Пять лет я не появлялась на Рождество, на Пасху, на днях рождениях, на празднованиях в честь рождения новых племянников и племянниц. Все это время я хотела вернуться домой и снова стать частью жизни родителей, но не знала как. А потом мне сообщили, что папе поставлен диагноз «рак легких». Врачи сказали, что жить ему осталось полгода. Через два дня я случайно встретилась с подругой Руфью. Не зная о моей ситуации, она начала говорить о своей матери, о том, как Бог даровал ей благодать быть у смертного одра матери. И вдруг весь мой страх исчез. Как будто распахнулось окно, которое вечно было закрыто. Я знала, что пришла пора вернуться.
На следующий день я приехала навестить отца. Его волосы были белые и мягкие, как у ангела. Он улыбался и болтал, а потом устал говорить. Он казался абсолютно счастливым, когда стоял в дверях и махал мне. Я никогда не забуду, как он махал. Этого жеста я больше не видела.
Через три дня папа оказался в больнице. Он едва мог дышать. Я сидела у его постели, а папа заходился сухим кашлем. Он никогда не курил. Работал в подвалах, чинил печи, а в подвалах с труб, которые он обстукивал все эти годы, свисал асбест. Я похлопывала отца по спине и благодарила его. Мама молча и спокойно сидела на стуле, качая головой. Она знала, что папа не вернется домой. Я тоже знала. Держала его за руку, гладила и беззвучно говорила, как сильно люблю его. Сидела рядом, и сердце мое наполнялось любовью. Папа с такой нежностью заботился о нас, когда мы болели гриппом.
На следующий день он впал в забытье. Счет пошел на дни. Я зажгла в своей комнате свечу и молилась, чтобы Бог излечил его или быстро и мягко забрал домой. Папа не хотел бы задерживаться в больнице. Ему было восемьдесят три. Он прожил хорошую жизнь. Когда горела свеча, я представляла, как три его покойные сестры, словно ангелы, несут папу ввысь, влекут домой.
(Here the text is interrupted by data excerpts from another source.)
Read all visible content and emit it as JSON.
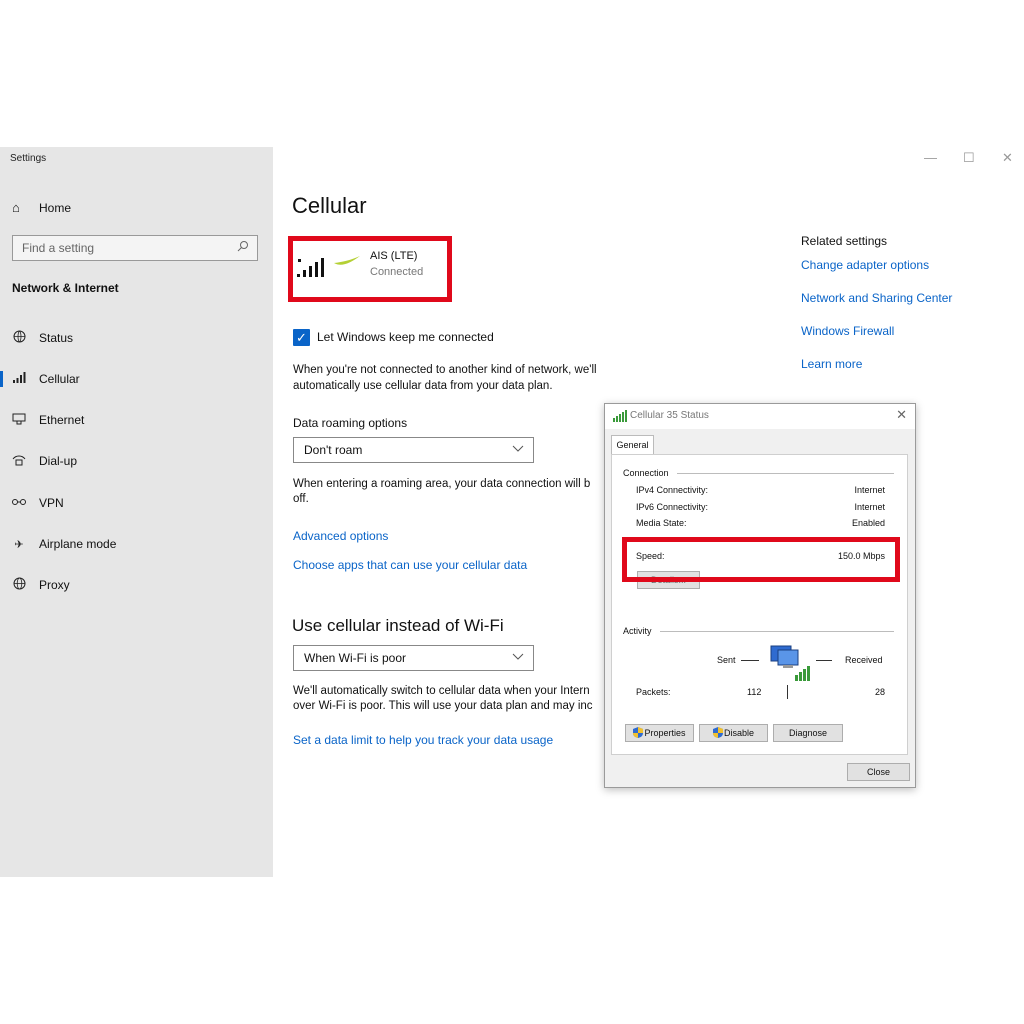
{
  "window": {
    "title": "Settings"
  },
  "sidebar": {
    "home": "Home",
    "search_placeholder": "Find a setting",
    "section": "Network & Internet",
    "items": [
      {
        "label": "Status",
        "icon": "globe-status-icon"
      },
      {
        "label": "Cellular",
        "icon": "cellular-signal-icon",
        "active": true
      },
      {
        "label": "Ethernet",
        "icon": "ethernet-icon"
      },
      {
        "label": "Dial-up",
        "icon": "dialup-icon"
      },
      {
        "label": "VPN",
        "icon": "vpn-icon"
      },
      {
        "label": "Airplane mode",
        "icon": "airplane-icon"
      },
      {
        "label": "Proxy",
        "icon": "globe-icon"
      }
    ]
  },
  "main": {
    "title": "Cellular",
    "network": {
      "name": "AIS (LTE)",
      "status": "Connected"
    },
    "keep_connected": {
      "label": "Let Windows keep me connected",
      "checked": true
    },
    "keep_connected_desc_1": "When you're not connected to another kind of network, we'll",
    "keep_connected_desc_2": "automatically use cellular data from your data plan.",
    "roaming_heading": "Data roaming options",
    "roaming_value": "Don't roam",
    "roaming_desc_1": "When entering a roaming area, your data connection will b",
    "roaming_desc_2": "off.",
    "advanced_options": "Advanced options",
    "choose_apps": "Choose apps that can use your cellular data",
    "wifi_heading": "Use cellular instead of Wi-Fi",
    "wifi_value": "When Wi-Fi is poor",
    "wifi_desc_1": "We'll automatically switch to cellular data when your Intern",
    "wifi_desc_2": "over Wi-Fi is poor. This will use your data plan and may inc",
    "data_limit": "Set a data limit to help you track your data usage"
  },
  "related": {
    "heading": "Related settings",
    "links": [
      "Change adapter options",
      "Network and Sharing Center",
      "Windows Firewall",
      "Learn more"
    ]
  },
  "dialog": {
    "title": "Cellular 35 Status",
    "tab": "General",
    "connection_heading": "Connection",
    "rows": [
      {
        "label": "IPv4 Connectivity:",
        "value": "Internet"
      },
      {
        "label": "IPv6 Connectivity:",
        "value": "Internet"
      },
      {
        "label": "Media State:",
        "value": "Enabled"
      }
    ],
    "speed_label": "Speed:",
    "speed_value": "150.0 Mbps",
    "details_button": "Details...",
    "activity_heading": "Activity",
    "sent_label": "Sent",
    "received_label": "Received",
    "packets_label": "Packets:",
    "packets_sent": "112",
    "packets_received": "28",
    "properties_button": "Properties",
    "disable_button": "Disable",
    "diagnose_button": "Diagnose",
    "close_button": "Close"
  },
  "colors": {
    "accent": "#0a64c8",
    "highlight": "#e0091b",
    "sidebar_bg": "#e6e6e6"
  }
}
Он умер, когда свеча еще мерцала. Назавтра я приехала к маме. Остановилась и купила еды, как папа нас учил. Мама простила меня за то, что меня так долго не было в их жизни. Она спросила: «Ты напишешь некролог?»
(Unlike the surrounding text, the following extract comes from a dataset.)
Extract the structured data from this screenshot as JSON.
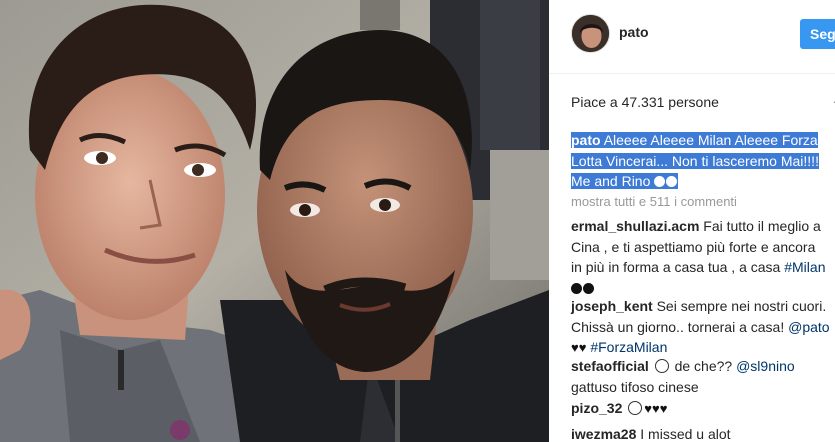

Мне нужно рассказать всему миру, каким он был чудесным человеком. Столько лет я смотрела на боль через увеличительное стекло, теперь его нужно направить на то, что папа нам дарил, а дарил он нам многое.
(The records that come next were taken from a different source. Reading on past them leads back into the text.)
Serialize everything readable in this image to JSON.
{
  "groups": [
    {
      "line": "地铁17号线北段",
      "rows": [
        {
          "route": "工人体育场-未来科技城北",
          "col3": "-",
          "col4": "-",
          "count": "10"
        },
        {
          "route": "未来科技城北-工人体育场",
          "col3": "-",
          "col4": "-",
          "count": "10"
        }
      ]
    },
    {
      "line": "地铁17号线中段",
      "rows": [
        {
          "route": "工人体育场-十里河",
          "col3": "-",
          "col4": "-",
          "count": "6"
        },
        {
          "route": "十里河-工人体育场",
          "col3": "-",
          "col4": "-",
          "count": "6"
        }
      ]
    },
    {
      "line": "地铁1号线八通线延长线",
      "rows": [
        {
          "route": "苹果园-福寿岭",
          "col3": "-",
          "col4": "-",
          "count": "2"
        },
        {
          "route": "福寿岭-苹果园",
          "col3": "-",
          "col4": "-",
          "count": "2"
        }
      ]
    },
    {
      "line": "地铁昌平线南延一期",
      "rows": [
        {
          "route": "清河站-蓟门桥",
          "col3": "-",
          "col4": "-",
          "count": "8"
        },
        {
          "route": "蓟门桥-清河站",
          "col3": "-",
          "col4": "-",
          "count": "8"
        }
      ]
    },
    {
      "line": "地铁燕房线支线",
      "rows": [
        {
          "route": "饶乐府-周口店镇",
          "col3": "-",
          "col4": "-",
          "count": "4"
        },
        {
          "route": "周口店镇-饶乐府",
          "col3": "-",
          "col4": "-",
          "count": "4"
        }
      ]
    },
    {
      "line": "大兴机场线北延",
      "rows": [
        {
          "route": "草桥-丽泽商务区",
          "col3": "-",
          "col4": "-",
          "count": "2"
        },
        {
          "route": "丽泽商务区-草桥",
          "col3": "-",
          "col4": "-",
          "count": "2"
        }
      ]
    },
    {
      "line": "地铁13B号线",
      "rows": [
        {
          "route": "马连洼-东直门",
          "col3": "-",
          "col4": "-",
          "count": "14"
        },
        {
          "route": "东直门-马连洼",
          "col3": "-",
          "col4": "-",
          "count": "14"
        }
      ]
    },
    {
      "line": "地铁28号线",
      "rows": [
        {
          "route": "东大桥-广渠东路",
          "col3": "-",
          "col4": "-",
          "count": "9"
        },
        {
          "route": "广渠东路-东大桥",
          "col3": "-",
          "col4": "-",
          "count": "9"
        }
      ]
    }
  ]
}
Джерри была права. Когда я получила исцеление, оно было абсолютным, и я почувствовала себя цельной.
Нужно было дать времени время.
УРОК 31
Как бы хороша или плоха ни была ситуация, она изменится
У моей подруги Мены есть поговорка: «Жизнь ухабистая, так что надевай шлем». И надо сказать, это вполне разумный совет. Иногда шлем действительно нужен, чтобы преодолеть все подъемы и спуски, повороты и серпантины, тряску, неровности, внезапные торможения. И все это только в утренний час пик. Секрет в том, чтобы ни к чему в жизни сильно не привязываться, ни к хорошему, ни к плохому. Хорошие времена наступят и минут. Плохие времена наступят и минут.
Наша задача — не цепляться за одни, не бороться с другими, а позволить и черной, и белой полосе научить чему-то и отшлифовать нас.
Есть одно старое изречение, которым люди утешают себя в трудные времена: «Пройдет и это». Многие не хотят о нем вспоминать, когда наступает период удач. Мы не хотим, чтобы он прошел. Мы хотим, чтобы он длился вечно. Но рано или поздно все меняется.
Нужно позволить жизни нести твой плот и через пороги, и по спокойной воде, и дальше. Плыви и плыви, как листок, ни за что не цепляйся и доверься течению.